AMANDA: Right, I think there is some stat in there that women are on the whole less happy. Which, you know, probably has something to do with that whole "shared parenting" thing not being completely shared, and the general added expectations placed on mothers. One of my favorite parts of the story was the suggestion that you "always regret the things you didn't do, not the things you did do." Like, why does the "thing I do" have to be having babies? There are plenty of things I won't be doing if I end up having kids.
SADY: Haha, yeah. "I will never regret not having children, when I die because my child threw boards at me and one of them had a nail in it and it punctured my skull and killed me." But I'm also wondering if being told that children are the KEY TO HAPPINESS (if you are a woman) has to do with the disappointment (among women) that children don't auto-fulfill you? I mean, Simone de Beauvoir talked about this. Her whole deal was that women are told having children will fulfill them, and then it doesn't, and then they hate their children. Her solution: Make something else in your life more important than getting pregnant?
AMANDA: But there's nothing more important than hating your kids! If you never do that, you will regret it for the rest of your life!
SADY: It's true. You'll never regret hating your kids as much as you'll regret not hating them. It is fun to think about fathers in all this, though. I mean, I like to imagine they're at least MARGINALLY more involved in dealing with the poop and the breaking things and the eighteen years of college prep these kids are all being put through now.
AMANDA: Right. The story did mention that the most unhappy parents of all were those who were the non-custodial parent (mostly fathers). So having a kid and not raising it? Depressed for life. Having a kid and raising it too much? Also depressed—single parents and moms in general were less happy. Solution: Move to Norway?

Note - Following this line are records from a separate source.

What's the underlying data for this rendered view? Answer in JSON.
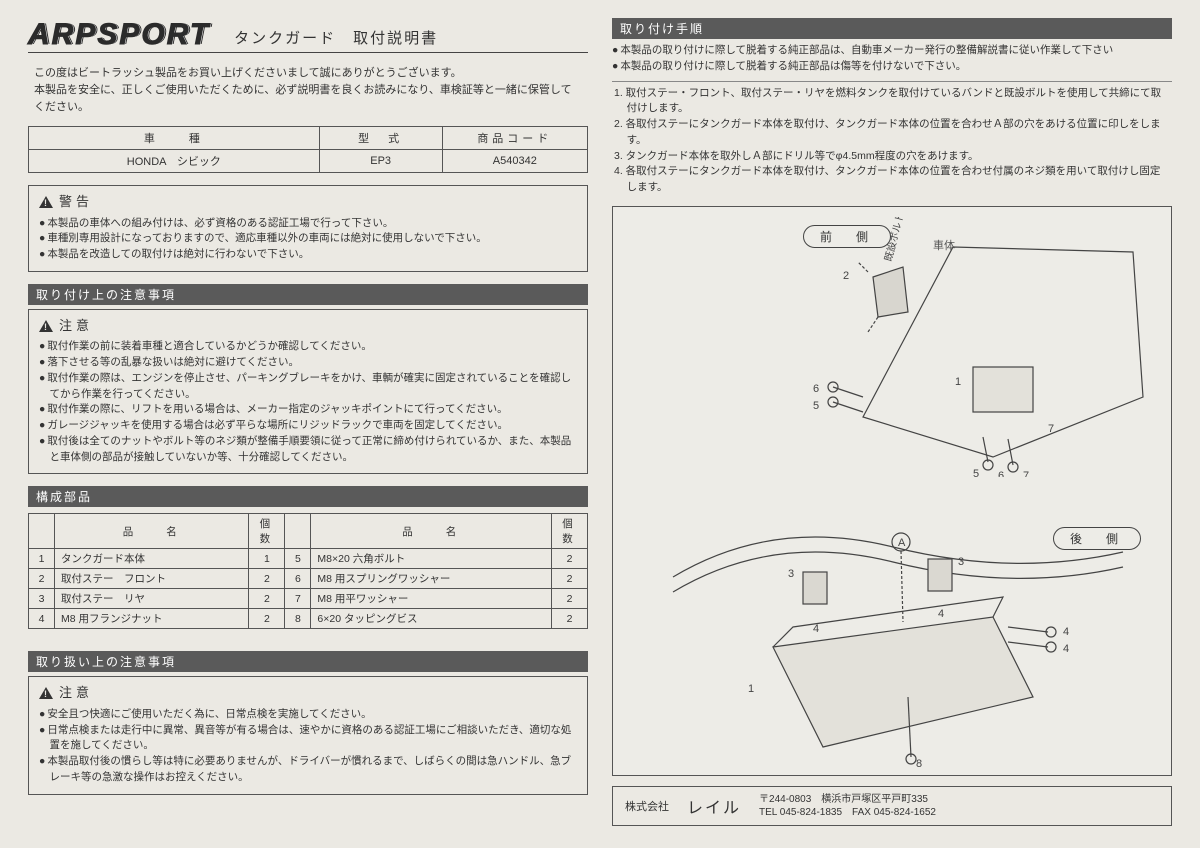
{
  "header": {
    "brand": "ARPSPORT",
    "doc_title": "タンクガード　取付説明書"
  },
  "intro": {
    "line1": "この度はビートラッシュ製品をお買い上げくださいまして誠にありがとうございます。",
    "line2": "本製品を安全に、正しくご使用いただくために、必ず説明書を良くお読みになり、車検証等と一緒に保管してください。"
  },
  "spec": {
    "h1": "車　　種",
    "h2": "型　式",
    "h3": "商品コード",
    "v1": "HONDA　シビック",
    "v2": "EP3",
    "v3": "A540342"
  },
  "warning": {
    "title": "警告",
    "items": [
      "本製品の車体への組み付けは、必ず資格のある認証工場で行って下さい。",
      "車種別専用設計になっておりますので、適応車種以外の車両には絶対に使用しないで下さい。",
      "本製品を改造しての取付けは絶対に行わないで下さい。"
    ]
  },
  "caution_install": {
    "bar": "取り付け上の注意事項",
    "title": "注意",
    "items": [
      "取付作業の前に装着車種と適合しているかどうか確認してください。",
      "落下させる等の乱暴な扱いは絶対に避けてください。",
      "取付作業の際は、エンジンを停止させ、パーキングブレーキをかけ、車輌が確実に固定されていることを確認してから作業を行ってください。",
      "取付作業の際に、リフトを用いる場合は、メーカー指定のジャッキポイントにて行ってください。",
      "ガレージジャッキを使用する場合は必ず平らな場所にリジッドラックで車両を固定してください。",
      "取付後は全てのナットやボルト等のネジ類が整備手順要領に従って正常に締め付けられているか、また、本製品と車体側の部品が接触していないか等、十分確認してください。"
    ]
  },
  "parts": {
    "bar": "構成部品",
    "h_name": "品　　名",
    "h_qty": "個数",
    "rows": [
      {
        "n": "1",
        "name": "タンクガード本体",
        "q": "1"
      },
      {
        "n": "2",
        "name": "取付ステー　フロント",
        "q": "2"
      },
      {
        "n": "3",
        "name": "取付ステー　リヤ",
        "q": "2"
      },
      {
        "n": "4",
        "name": "M8 用フランジナット",
        "q": "2"
      },
      {
        "n": "5",
        "name": "M8×20 六角ボルト",
        "q": "2"
      },
      {
        "n": "6",
        "name": "M8 用スプリングワッシャー",
        "q": "2"
      },
      {
        "n": "7",
        "name": "M8 用平ワッシャー",
        "q": "2"
      },
      {
        "n": "8",
        "name": "6×20 タッピングビス",
        "q": "2"
      }
    ]
  },
  "caution_use": {
    "bar": "取り扱い上の注意事項",
    "title": "注意",
    "items": [
      "安全且つ快適にご使用いただく為に、日常点検を実施してください。",
      "日常点検または走行中に異常、異音等が有る場合は、速やかに資格のある認証工場にご相談いただき、適切な処置を施してください。",
      "本製品取付後の慣らし等は特に必要ありませんが、ドライバーが慣れるまで、しばらくの間は急ハンドル、急ブレーキ等の急激な操作はお控えください。"
    ]
  },
  "procedure": {
    "bar": "取り付け手順",
    "pre": [
      "本製品の取り付けに際して脱着する純正部品は、自動車メーカー発行の整備解説書に従い作業して下さい",
      "本製品の取り付けに際して脱着する純正部品は傷等を付けないで下さい。"
    ],
    "steps": [
      "1. 取付ステー・フロント、取付ステー・リヤを燃料タンクを取付けているバンドと既設ボルトを使用して共締にて取付けします。",
      "2. 各取付ステーにタンクガード本体を取付け、タンクガード本体の位置を合わせＡ部の穴をあける位置に印しをします。",
      "3. タンクガード本体を取外しＡ部にドリル等でφ4.5mm程度の穴をあけます。",
      "4. 各取付ステーにタンクガード本体を取付け、タンクガード本体の位置を合わせ付属のネジ類を用いて取付けし固定します。"
    ]
  },
  "diagram": {
    "front_label": "前　側",
    "rear_label": "後　側",
    "body_label": "車体",
    "bolt_label": "既設ボルト"
  },
  "footer": {
    "company_prefix": "株式会社",
    "company": "レイル",
    "zip": "〒244-0803　横浜市戸塚区平戸町335",
    "tel": "TEL 045-824-1835　FAX 045-824-1652"
  }
}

SADY: Right. I, predictably, DID enjoy the part where they were all like, "maybe if we had state-sponsored child care?" "Also, longer maternity leave helps?" Like: All of these things that feminists are advocating FOR WOMEN would actually make parents' lives easier, in the long run. OR, you could just live a life of heedless wanton non-impregnated self-satisfaction. Until you die, and there is no-one who will visit you at the nursing home. Except for that one robot seal thing.
AMANDA: Right. I mean, is that the whole point of it? That someone will be there to care when I die? That seems to be the last-ditch explanation when I press people on why this is necessary. I'm guessing it's more like a Stockholm syndrome thing.
SADY: Yeah. Probably. We love our tiny oppressors!
AMANDA: The baby captors stole our happiness! Join us!